しかし、もう一つの疑問が残りました。カヤは雌雄別株の木であり、必ずもう一本のカヤがあるのではと思い探したところ、13mほど離れたヒノキ林の中に胸高直径が40cmほどのカヤの大木を見つけました。
これらのカヤの木は、意識的に植えたのではなく、リスなどの動物の運んだ実が発芽し、生長したと思われます。リスの貯食は、結果として森づくりに貢献しているのでしょう。
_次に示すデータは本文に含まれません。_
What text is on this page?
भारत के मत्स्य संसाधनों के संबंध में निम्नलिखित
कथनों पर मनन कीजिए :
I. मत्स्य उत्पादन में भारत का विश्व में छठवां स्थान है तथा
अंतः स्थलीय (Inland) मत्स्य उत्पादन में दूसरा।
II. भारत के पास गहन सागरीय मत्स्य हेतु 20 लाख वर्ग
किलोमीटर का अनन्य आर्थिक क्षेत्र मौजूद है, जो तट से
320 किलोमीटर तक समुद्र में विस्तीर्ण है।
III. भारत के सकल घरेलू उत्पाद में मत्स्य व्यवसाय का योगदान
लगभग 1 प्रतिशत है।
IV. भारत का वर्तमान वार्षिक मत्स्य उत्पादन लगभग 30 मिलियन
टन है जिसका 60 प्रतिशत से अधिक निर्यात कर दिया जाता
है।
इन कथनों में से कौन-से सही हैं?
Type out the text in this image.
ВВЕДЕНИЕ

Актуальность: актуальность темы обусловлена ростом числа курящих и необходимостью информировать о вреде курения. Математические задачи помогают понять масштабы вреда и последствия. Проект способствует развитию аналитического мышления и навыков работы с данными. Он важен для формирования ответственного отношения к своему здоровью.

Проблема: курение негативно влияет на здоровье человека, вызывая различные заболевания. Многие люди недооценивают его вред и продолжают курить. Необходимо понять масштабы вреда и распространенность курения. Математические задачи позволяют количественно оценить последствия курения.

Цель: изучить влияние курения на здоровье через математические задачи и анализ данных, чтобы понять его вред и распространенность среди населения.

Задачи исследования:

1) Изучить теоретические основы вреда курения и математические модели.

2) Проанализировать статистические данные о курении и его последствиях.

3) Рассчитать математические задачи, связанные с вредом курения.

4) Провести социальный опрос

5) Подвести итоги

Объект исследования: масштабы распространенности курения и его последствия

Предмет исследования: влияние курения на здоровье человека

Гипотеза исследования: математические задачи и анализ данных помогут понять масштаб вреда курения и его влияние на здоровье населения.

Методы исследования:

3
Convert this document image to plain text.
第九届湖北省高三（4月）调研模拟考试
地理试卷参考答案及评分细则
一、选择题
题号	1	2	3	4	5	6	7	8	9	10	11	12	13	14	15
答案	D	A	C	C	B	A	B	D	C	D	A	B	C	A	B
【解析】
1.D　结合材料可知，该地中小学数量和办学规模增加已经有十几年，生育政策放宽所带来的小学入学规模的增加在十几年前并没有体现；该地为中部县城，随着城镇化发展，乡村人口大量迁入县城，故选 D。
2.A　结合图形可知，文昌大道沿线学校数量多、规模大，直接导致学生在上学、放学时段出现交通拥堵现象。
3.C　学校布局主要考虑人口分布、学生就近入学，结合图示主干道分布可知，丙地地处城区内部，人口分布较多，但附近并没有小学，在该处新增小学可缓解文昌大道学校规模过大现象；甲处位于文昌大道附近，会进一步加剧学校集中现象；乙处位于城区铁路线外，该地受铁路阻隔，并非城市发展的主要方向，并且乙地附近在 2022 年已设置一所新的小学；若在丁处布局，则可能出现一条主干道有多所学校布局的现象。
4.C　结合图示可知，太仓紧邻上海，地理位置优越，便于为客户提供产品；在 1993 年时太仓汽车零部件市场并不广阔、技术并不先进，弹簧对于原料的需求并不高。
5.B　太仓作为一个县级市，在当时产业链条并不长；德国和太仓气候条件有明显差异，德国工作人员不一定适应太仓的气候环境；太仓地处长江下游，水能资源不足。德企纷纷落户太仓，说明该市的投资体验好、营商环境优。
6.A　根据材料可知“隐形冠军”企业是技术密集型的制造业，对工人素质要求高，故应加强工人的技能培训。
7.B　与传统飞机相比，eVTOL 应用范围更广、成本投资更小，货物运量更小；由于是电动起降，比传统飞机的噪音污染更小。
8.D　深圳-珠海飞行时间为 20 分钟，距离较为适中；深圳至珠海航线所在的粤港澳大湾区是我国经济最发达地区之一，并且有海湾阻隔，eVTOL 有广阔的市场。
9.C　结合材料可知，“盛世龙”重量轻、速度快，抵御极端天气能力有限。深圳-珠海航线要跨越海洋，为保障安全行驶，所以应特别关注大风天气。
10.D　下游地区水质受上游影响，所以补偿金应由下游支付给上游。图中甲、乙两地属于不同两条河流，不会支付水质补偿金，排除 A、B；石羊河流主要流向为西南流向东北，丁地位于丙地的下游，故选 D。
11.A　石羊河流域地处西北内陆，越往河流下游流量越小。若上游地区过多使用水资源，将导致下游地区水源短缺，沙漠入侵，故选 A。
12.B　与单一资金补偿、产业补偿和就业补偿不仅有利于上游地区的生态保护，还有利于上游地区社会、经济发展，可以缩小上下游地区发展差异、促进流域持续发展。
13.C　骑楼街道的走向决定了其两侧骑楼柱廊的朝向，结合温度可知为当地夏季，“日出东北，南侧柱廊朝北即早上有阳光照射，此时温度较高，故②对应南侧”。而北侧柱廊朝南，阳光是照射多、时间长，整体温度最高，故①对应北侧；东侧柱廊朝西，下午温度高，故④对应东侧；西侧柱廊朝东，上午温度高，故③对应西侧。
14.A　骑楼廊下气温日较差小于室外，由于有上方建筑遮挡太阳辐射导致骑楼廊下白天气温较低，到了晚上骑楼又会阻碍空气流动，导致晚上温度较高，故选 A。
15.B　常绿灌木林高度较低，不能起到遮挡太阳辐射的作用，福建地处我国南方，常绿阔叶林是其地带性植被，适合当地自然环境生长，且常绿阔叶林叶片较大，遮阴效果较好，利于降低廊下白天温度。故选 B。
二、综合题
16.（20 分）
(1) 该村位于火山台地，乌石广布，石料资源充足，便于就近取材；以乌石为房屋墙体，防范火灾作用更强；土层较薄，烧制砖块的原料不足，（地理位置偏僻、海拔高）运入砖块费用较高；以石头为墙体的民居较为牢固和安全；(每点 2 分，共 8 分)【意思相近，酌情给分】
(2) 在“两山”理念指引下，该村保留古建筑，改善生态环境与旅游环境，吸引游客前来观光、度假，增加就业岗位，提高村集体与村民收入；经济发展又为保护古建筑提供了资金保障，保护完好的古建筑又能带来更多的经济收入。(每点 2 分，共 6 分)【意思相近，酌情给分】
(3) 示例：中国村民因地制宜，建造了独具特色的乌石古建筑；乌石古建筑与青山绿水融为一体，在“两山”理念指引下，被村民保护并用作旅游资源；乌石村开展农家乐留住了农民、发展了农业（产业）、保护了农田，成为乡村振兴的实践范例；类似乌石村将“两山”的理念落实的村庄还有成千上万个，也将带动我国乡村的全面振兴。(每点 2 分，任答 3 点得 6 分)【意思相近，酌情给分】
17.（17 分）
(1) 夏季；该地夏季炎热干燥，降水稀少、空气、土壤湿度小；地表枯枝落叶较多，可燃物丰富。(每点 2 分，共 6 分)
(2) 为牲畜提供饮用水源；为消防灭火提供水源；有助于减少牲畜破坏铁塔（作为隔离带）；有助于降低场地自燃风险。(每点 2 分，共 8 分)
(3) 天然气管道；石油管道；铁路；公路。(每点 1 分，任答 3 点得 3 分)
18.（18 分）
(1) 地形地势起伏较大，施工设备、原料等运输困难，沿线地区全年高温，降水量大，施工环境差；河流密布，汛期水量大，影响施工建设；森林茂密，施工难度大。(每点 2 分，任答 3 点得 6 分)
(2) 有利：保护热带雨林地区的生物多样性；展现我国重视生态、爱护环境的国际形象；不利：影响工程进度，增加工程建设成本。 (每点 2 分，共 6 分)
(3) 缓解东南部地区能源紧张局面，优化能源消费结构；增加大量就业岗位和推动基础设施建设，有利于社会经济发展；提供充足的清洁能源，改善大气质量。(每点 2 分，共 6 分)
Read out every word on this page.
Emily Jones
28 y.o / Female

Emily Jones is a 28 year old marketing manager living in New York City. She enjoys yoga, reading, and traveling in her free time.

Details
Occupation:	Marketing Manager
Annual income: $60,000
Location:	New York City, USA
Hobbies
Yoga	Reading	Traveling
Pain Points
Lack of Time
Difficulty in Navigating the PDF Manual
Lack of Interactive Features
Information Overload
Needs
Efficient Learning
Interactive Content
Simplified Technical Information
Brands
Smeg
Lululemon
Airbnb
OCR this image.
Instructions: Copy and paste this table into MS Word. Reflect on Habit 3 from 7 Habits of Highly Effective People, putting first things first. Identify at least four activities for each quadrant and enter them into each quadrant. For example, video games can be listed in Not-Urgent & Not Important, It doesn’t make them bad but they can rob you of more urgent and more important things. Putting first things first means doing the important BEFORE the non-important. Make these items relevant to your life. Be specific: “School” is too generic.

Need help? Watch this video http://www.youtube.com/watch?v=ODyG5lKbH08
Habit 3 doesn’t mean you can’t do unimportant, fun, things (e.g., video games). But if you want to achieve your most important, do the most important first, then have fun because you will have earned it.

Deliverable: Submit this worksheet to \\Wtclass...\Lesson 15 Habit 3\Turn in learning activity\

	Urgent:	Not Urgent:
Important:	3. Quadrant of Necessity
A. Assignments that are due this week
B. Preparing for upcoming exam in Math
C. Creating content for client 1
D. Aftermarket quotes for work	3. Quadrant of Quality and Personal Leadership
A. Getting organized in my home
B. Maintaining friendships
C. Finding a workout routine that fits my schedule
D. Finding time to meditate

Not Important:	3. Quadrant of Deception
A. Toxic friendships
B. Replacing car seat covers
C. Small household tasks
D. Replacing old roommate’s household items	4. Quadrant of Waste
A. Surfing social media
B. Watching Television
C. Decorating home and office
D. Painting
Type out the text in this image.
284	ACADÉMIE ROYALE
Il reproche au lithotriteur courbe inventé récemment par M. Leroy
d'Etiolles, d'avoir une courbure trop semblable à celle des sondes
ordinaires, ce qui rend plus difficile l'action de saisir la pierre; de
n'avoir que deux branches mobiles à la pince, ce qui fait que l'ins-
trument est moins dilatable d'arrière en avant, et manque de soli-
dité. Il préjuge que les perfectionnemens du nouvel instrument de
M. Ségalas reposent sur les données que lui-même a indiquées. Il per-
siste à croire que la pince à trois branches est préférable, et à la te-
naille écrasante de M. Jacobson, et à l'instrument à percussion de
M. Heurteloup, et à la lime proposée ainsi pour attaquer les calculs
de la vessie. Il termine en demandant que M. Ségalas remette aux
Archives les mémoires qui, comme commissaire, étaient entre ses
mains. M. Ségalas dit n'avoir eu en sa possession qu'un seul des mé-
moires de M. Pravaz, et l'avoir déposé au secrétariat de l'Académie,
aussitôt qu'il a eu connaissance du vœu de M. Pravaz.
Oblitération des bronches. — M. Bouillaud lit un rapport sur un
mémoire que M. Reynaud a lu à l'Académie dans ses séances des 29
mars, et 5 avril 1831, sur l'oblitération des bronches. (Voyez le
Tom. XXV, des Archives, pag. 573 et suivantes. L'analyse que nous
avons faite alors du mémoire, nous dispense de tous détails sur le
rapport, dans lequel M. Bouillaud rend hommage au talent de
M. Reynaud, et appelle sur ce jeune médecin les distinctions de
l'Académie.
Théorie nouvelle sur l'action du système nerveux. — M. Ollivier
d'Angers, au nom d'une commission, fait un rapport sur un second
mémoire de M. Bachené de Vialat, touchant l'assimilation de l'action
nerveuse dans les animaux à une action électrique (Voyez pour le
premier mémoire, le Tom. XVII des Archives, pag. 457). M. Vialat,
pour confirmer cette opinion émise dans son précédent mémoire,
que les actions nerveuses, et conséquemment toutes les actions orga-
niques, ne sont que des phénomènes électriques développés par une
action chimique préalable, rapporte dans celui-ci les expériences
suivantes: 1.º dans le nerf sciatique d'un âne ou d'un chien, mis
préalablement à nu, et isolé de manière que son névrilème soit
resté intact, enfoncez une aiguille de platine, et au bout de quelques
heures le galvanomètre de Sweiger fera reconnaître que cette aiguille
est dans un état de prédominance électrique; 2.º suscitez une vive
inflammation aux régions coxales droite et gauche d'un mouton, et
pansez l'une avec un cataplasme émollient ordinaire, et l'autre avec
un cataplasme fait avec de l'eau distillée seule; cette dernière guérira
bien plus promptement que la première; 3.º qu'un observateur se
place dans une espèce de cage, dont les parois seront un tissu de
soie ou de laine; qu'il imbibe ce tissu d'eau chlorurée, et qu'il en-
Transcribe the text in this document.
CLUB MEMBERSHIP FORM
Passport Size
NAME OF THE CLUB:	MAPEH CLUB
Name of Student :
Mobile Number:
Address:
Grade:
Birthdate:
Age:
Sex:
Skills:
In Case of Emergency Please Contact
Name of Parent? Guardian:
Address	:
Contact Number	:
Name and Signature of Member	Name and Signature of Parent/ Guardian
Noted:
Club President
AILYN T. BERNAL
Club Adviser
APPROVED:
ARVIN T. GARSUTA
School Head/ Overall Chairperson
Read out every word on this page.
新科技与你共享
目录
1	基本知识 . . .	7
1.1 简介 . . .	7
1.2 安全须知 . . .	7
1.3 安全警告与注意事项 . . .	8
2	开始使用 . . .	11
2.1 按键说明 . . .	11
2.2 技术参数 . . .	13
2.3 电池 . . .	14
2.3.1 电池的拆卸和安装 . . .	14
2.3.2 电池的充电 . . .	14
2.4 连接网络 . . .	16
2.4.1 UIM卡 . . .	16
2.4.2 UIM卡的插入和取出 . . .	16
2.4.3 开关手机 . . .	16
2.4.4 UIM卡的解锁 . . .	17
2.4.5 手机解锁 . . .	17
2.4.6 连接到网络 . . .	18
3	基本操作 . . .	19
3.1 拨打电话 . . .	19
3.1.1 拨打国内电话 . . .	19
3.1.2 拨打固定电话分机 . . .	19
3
一昨日の日曜日は、4年生のマユコちゃん親子が、ヤギのユキに会いに来てくれました。
マユコ家族1
ユキの大好きな、ヤブツバキの花を拾い集めて食べさせているマユコちゃんです。
妹の4歳のコトコちゃんは、なかなかヤギに近づけず、お母さんから離れません。
マユコ・家族2
少し慣れてくるとコトコちゃんは、左手で母親の手を握りしめながら、右手でようやくヤギに触れることができ、嬉しそうです。笑顔のとてもステキな親子です。
オタマジャクシ3
ヤギと遊んだ後、帰られようとしたので「今、池にはヤマアカガエルがたくさん卵を産んでいるので見ていきませんか?」と声をかけると、見に来てくれました。
マユコちゃんのお母さんは、早速、卵から孵ったばかりのオタマジャクシを見つけました。まだ形が寸胴で丸いお玉のような姿ではありません。色も黒々としています。
ヤマアカ・卵 4
マユコちゃん姉妹は、腕をまくりあげヤマアカガエルの卵塊をすくい上げてプルプルした感触を楽しんでいました。
姉妹5
マユコちゃんの手のひらに卵を3個乗せてあげると、嬉しそうに見つめていました。傍にいたコトコちゃんは、指でそっと卵に触れニコッとほほえみました。
休日につむぎの家にやって来た親子の触れ合いの様子です。

マユコちゃんは、家が遠く遊びに来る時にはご家族の送り迎えが必要なためになかなかつむぎの家に来る機会がありませんでした。今年は4年生、自転車による移動が許される学齢です。
お友達と一緒に里山でいっぱい遊んでほしいと願っています。

毎日の散歩コースになっている遊歩道で三日前にまんじゅう型のキノコを見つけました。”春に出るキノコ”で検索してみると、美味しいキノコと言われているサケツバタケのようです。
サケツバタケ・初日
サケツバタケ(モエギタケ科)
4月12日に発見した幼菌。
サケツバ
雨上がりの昨日(15日)、傘が開いたので掘り起こしてみました。
名前の由来になっているツバが裂けて反り返っています。傘のひだは暗紫色の深みのある色彩です。
サケツバタケ
初めて出合ったキノコですが、名前と形状が一致し「おいしいキノコ」となれば食いしん坊にはたまりません。
サケツバタケ汁
早速、味噌汁に入れて味わいました。
生のサケツバタケにはキノコ特有の香りはあまりしませんでしたが、味噌との相性が良いのか、みそ汁にすると味も風味も抜群です。
サケツバタケ・炒め
もう一個は、オリーブオイルで炒め、しょうゆをかけて食べてみました。
肉厚で歯ごたえがあり、油との相性も良いキノコらしいキノコの味でした。

初めて出合ったキノコは、観察にとどめていますが、サケツバタケは特徴がよくわかり、自信をもって食してみました。思いがけない春のキノコに舌鼓、ごちそうさまでした。